La fuga di ozono dalle rocce che iniziano a spaccarsi internamente prima di un terremoto potrebbe essere il segno precursore dei sismi: se così fosse potremmo prevederli
di Alice Bianchi
E’ possibile prevedere i terremoti? Secondo l’Istituto Nazionale di Geofisica e Vulcanologia, l’unica soluzione possibile è creare una rete di sismografi abbastanza fitta da poter mappare l’intero territorio e dedurre le aree dove si possono verificare sismi più o meno forti. A Tokyo e a Città del Messico sono stati sperimentati con successo i ‘sistemi di allarme sismico-tempestivi’: registrando l’arrivo delle onde P (onde longitudinali, le più veloci ma le meno potenti, generate dai terremoti ma anche dalle esplosioni, dal vento e dalle onde oceaniche), se ne calcola la magnitudo e poi eventualmente vengono allertate le aree urbane che stanno per essere colpite dal terremoto. L’avviso di sisma, dunque, giunge solo alcuni secondi in anticipo, il tempo che basta ad attivare le procedure automatiche di emergenza: l’interruzione del traffico, la disattivazione del sistema di distribuzione del gas, le procedure di sicurezza negli ospedali ed altro ancora. Giampaolo Gioacchino Giuliani è un ex tecnico dell'Istituto di Fisica dello Spazio Interplanetario ed è stato distaccato presso i Laboratori Nazionali del Gran Sasso dopo aver previsto il luogo errato del sisma verificatosi nell’Aquila nel 2009. In un’intervista del 13 maggio scorso, pubblicata su cadoinpiedi.it, ha affermato: “Attraverso la mia ricerca sperimentale noi riusciamo a prevedere il sisma, nel raggio d’azione delle nostre stazioni, 6-24 ore prima. In questo momento esiste una rete che funziona in questo modo in almeno 4 stazioni”.
Per ora abbiamo parlato di mappatura del territorio, di sistemi per attuare norme di sicurezza in modo tempestivo e di una teoria fallace destinata probabilmente ad essere migliorata. Ma esistono dei veri e propri precursori sismici sui quali possiamo fare affidamento, che ci diano un margine di reazione maggiore?
Il professor Giorgio Celli, in un’intervista del 18 maggio 2008 al TG2, disse: "Probabilmente, con l'udito più sottile del nostro, i cani percepiscono gli ultrasuoni e sentono i movimenti profondi del suolo che stanno preparandosi a muoversi in maniera gravosa, oppure altrimenti il movimento dei metalli nel suolo crea dei campi elettrici particolari, oppure fa variare il campo magnetico terrestre che gli animali percepiscono". Questa osservazione all’epoca non destò interesse, in quanto le cause di tale comportamento animale erano sconosciute, ma oggi finalmente abbiamo trovato gli strumenti per interpretarlo.

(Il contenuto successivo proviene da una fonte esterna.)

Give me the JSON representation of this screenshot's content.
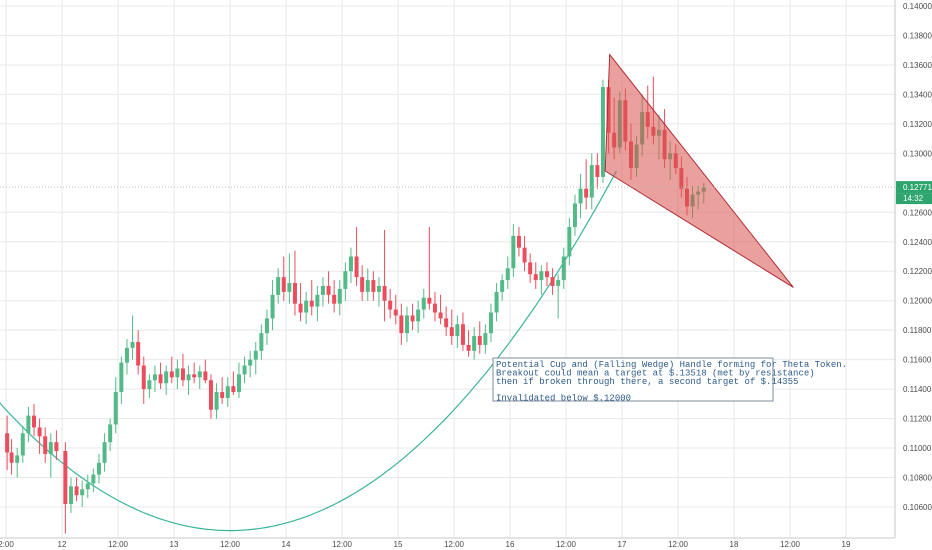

Uno studio di Raul Baragiola (fisico sperimentale), svolto dai ricercatori della School of Engineering and Apllied Science dell’Università della Virginia, sembra suggerire che la capacità animale di prevedere i sismi sia legata ad una presunta sensibilità all’ozono. Baragiola ha svolto una serie di esperimenti nei quali si andavano a rompere diversi tipi di rocce vulcaniche, che sprigionavano ozono in quantità diverse (l’ammontare maggiore si è avuto con la riolite). La seconda parte degli esperimenti verificava se l’ozono veniva a liberarsi per via di qualche tipo di reazione gassosa: si è visto che questo si formava solo in presenza di ossigeno. Quindi il ricercatore ha dichiarato: “Qualche tempo prima di un movimento tellurico le pressioni iniziano a fratturare le rocce generando delle faglie. In questo processo di rottura, presumibilmente, si dovrebbe produrre dell’ozono rilevabile con gli strumenti”. Inoltre: “Se le ricerche confermeranno la correlazione fra produzione di ozono e terremoti, monitorando il gas potremmo avere un sistema di allarme efficace”.
Perciò, se la fuga di ozono fosse il precursore dei sismi per eccellenza, potremmo finalmente prevedere i terremoti con un sistema efficace ed efficiente che, congiunto ai metodi architettonici di prevenzione sismica, ci assicuri il minor numero di danni possibile.